Setelah pembicaraan itu mereka kembali berkutik dengan leptop mereka masing masing.
“ Hai orang-orang yang beriman, jadikanlah sabar dan shalat sebagai pedomanmu, sesungguhnya Allah beserta orang-orang yang sabar.
(Qur’an Surah Al-Baqarah,Ayat 153)
Duduk menatap istrinya yang sedang terbaring lemah membuat hatinya merasa sedih. Ryuu mencium tangan sang istri dan beralih ke wajah mulai dari dahi,pipi,puncak hidung,dagu sampai ke bibir tak luput dari ciumannya. Seandainya sang istri sadar maka bisa di pastikan wajah sang istri sudah merona. Tapi kini istrinya sedang terbaring lemah memikirkannya membuat hatinya kembali sedih dan menangisi ketidak mampuanya. Sampai ia tertidur di samping sang istri dengan keadaan terduduk dan menggenggam tangan sang istri.
Jari itu bergerak dan di lanjutkan dengan mata yang terbuka, matanya masih menyesuaikan dengan cahaya yang masuk ke matanya dari celah kamar rumah sakit ini. Pandangannya mengarah pada laki-laki yang menggenggam
tangannya. Syeera tersenyum melihat sang suami yang sedang tertidur dan bisa terlihat dari wajah lelahnya.

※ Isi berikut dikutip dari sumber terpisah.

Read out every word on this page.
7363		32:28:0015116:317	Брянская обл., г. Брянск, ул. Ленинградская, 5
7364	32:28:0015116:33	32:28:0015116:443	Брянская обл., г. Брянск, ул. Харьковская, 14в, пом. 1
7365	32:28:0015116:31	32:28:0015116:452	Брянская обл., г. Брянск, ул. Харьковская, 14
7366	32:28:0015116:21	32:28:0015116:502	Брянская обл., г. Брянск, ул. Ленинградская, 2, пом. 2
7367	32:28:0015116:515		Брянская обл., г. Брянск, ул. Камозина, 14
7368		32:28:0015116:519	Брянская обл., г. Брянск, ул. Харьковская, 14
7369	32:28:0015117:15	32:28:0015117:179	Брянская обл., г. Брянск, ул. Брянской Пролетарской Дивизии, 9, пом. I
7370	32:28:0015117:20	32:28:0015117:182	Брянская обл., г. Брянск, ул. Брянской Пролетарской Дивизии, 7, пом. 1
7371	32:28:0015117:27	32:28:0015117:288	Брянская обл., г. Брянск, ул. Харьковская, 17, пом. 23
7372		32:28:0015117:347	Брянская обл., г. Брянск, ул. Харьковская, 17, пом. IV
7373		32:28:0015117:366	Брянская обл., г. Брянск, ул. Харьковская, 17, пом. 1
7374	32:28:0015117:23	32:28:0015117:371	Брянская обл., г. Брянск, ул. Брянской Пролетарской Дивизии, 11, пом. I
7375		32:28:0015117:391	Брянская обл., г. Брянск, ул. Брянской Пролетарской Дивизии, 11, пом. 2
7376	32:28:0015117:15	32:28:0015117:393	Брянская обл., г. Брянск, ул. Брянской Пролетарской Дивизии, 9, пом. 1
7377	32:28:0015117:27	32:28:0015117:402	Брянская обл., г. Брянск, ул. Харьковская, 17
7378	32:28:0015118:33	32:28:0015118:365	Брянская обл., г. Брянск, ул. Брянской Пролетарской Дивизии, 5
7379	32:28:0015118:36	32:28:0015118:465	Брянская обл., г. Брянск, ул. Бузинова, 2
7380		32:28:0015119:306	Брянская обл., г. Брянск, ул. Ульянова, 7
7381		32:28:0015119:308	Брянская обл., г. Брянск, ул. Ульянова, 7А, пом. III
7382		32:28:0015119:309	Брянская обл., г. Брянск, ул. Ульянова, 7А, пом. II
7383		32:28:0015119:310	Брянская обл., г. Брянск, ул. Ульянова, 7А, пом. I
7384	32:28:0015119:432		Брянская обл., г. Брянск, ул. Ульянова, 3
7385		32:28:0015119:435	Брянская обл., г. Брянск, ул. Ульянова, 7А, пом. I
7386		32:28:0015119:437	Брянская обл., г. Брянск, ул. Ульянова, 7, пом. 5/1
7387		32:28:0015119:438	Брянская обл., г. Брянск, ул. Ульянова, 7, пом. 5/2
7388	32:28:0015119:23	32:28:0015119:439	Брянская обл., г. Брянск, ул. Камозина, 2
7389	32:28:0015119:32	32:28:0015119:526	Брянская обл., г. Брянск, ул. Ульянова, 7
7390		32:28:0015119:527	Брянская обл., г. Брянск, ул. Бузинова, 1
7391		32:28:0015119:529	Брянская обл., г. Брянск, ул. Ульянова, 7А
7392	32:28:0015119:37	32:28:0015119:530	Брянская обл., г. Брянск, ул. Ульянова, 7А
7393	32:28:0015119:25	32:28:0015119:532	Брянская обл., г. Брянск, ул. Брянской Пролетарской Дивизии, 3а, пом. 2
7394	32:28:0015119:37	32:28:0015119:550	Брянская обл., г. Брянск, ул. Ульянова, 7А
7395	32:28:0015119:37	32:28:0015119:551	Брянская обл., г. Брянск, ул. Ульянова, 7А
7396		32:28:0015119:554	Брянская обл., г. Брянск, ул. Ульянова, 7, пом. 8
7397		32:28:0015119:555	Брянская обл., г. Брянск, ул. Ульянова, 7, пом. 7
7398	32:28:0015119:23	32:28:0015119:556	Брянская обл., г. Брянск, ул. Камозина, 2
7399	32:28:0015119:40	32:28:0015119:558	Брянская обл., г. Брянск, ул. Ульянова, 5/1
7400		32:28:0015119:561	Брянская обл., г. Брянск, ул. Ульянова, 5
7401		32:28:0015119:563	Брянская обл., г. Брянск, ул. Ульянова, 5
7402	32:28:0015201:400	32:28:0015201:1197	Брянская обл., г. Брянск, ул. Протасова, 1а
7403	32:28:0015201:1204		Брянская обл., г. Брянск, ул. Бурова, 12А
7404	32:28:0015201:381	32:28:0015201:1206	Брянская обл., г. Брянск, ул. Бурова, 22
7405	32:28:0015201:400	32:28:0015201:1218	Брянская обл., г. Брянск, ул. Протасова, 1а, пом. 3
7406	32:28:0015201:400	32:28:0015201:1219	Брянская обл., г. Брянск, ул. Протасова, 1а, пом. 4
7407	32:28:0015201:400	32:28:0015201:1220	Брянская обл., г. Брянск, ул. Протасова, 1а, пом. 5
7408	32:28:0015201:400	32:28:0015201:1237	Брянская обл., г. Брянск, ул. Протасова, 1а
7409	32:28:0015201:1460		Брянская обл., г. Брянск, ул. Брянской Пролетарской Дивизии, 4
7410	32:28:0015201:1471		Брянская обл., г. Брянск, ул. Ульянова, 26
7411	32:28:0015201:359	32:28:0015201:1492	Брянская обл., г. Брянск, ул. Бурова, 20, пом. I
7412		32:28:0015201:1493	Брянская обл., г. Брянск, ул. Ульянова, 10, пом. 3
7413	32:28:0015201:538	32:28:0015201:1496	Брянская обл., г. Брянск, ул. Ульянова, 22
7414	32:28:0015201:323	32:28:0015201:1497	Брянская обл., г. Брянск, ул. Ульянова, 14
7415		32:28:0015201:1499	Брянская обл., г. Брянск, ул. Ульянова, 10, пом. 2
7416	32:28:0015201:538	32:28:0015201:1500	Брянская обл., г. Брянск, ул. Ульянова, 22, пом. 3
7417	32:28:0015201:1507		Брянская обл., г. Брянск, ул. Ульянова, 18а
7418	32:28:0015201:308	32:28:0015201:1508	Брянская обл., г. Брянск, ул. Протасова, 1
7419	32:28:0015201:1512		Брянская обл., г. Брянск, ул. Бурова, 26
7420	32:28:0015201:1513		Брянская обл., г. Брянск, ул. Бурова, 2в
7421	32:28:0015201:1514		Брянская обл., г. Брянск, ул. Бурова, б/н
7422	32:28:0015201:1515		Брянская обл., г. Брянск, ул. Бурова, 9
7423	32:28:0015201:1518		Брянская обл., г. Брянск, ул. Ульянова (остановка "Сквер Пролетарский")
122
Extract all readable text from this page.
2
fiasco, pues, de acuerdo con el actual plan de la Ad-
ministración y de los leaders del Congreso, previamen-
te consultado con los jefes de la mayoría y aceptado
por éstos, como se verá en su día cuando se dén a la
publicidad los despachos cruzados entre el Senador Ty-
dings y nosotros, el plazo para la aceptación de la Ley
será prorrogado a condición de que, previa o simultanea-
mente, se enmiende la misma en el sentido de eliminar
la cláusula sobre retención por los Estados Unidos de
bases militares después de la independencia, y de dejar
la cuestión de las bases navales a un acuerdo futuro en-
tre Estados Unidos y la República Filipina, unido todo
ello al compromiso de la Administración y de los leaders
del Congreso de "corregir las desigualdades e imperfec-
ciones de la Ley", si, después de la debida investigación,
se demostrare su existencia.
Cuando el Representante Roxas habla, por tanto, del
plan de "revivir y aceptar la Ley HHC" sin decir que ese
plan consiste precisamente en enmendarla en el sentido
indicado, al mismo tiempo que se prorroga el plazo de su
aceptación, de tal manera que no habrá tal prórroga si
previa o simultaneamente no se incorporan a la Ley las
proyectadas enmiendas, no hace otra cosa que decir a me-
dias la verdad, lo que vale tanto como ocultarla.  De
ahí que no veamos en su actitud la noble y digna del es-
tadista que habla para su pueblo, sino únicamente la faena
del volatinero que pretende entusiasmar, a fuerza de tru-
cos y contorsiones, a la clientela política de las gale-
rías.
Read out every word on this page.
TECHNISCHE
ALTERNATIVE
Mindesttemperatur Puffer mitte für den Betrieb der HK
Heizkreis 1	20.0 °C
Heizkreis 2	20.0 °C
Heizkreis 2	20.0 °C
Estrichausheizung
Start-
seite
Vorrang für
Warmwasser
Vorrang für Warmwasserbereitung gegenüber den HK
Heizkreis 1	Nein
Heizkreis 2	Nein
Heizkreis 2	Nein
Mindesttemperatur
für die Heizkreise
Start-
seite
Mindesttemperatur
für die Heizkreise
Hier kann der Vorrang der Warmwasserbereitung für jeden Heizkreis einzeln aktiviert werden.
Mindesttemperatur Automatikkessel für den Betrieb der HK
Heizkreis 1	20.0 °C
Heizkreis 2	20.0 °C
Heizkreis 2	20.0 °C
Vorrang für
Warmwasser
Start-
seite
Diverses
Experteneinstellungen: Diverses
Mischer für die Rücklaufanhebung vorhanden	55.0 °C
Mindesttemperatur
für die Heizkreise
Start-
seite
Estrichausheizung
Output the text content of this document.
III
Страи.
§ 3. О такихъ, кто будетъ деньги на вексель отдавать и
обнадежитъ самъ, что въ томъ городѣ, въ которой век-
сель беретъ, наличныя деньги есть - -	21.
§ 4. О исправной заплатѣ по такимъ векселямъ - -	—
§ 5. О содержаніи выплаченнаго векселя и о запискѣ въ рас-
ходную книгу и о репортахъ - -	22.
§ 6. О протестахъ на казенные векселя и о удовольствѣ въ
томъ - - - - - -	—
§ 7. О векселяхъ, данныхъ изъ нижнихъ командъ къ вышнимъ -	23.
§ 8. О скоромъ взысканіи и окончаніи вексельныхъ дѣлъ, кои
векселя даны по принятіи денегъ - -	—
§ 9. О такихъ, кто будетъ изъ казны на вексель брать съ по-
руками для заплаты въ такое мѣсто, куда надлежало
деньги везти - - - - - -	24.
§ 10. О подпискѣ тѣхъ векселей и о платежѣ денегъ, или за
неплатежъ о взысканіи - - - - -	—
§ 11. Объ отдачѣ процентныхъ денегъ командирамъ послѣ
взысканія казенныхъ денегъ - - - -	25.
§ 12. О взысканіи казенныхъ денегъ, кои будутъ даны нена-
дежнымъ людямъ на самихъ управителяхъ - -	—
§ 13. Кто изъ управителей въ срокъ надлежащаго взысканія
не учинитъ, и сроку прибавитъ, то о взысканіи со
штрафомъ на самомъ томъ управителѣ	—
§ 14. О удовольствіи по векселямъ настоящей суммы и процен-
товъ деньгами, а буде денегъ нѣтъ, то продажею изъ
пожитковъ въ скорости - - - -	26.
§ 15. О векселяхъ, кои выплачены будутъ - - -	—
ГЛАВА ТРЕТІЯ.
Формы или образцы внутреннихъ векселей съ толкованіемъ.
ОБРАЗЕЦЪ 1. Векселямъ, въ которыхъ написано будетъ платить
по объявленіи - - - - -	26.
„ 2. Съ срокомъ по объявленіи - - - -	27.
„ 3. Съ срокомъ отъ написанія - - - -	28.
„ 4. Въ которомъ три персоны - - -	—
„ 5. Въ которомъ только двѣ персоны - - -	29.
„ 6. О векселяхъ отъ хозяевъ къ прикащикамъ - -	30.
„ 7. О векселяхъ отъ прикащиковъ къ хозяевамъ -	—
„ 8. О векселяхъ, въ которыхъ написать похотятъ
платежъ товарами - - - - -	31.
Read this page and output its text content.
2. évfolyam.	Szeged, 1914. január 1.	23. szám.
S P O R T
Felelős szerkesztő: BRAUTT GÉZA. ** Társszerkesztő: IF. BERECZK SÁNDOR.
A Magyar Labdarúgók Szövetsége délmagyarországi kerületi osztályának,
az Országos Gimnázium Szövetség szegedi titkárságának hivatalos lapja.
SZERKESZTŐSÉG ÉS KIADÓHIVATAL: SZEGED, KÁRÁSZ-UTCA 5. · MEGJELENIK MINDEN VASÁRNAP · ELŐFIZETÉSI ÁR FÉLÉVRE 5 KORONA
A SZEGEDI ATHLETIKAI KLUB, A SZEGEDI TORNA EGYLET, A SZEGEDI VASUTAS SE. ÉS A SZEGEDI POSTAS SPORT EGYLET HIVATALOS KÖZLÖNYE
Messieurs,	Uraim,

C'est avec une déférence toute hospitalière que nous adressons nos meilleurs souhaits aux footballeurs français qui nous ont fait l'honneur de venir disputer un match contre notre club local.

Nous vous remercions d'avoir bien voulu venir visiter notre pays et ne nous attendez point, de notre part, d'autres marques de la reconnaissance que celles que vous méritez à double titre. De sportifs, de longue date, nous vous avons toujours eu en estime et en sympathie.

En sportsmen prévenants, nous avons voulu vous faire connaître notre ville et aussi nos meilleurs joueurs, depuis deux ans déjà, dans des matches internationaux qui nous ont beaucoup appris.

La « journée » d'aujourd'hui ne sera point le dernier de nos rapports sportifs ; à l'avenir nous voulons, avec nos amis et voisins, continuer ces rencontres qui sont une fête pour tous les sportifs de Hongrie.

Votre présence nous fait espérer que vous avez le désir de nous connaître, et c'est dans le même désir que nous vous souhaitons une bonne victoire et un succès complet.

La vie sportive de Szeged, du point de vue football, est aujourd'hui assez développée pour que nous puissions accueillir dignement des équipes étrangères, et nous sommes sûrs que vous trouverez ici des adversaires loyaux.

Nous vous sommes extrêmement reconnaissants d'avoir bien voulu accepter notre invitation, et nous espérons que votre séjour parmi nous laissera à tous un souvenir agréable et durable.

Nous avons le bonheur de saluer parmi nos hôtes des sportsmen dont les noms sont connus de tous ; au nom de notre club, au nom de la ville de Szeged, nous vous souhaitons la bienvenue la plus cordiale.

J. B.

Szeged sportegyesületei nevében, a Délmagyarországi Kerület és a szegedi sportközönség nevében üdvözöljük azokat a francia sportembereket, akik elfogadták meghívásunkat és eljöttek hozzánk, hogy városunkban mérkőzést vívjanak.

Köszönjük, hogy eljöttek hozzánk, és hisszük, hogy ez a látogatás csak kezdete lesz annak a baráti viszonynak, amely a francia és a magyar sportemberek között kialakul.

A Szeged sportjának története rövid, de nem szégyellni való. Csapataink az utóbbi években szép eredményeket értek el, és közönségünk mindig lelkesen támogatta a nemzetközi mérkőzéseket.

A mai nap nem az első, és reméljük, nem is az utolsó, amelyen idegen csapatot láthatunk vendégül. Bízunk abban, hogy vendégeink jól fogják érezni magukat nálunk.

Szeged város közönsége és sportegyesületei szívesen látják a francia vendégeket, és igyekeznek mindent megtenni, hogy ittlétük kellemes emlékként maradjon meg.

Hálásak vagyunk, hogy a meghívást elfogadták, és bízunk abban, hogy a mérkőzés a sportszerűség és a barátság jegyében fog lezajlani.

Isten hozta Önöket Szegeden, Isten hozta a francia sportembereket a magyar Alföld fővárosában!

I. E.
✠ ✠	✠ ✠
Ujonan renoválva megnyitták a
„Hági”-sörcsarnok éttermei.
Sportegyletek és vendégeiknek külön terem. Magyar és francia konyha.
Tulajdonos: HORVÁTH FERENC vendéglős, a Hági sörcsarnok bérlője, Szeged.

"Terima kasih sudah setia dan menungguku."
“ Terima kasih sudah setia dengan diriku, padahal aku hanya perempuan yang lemah tapi tapi engkau tetap memilih setia dan menungguku.
Bahagia tentu saja saat aku membuka mata kau sudah menggenggam tanganku dan dengan wajah letihmu membuat aku merasa bahagia.
Seakan semesta memberitahuku seberapa beruntungnya aku berada di sisimu.
Terima kasih telang dengan sabar menungguku dan terima kasih dengan kesetiaaamu.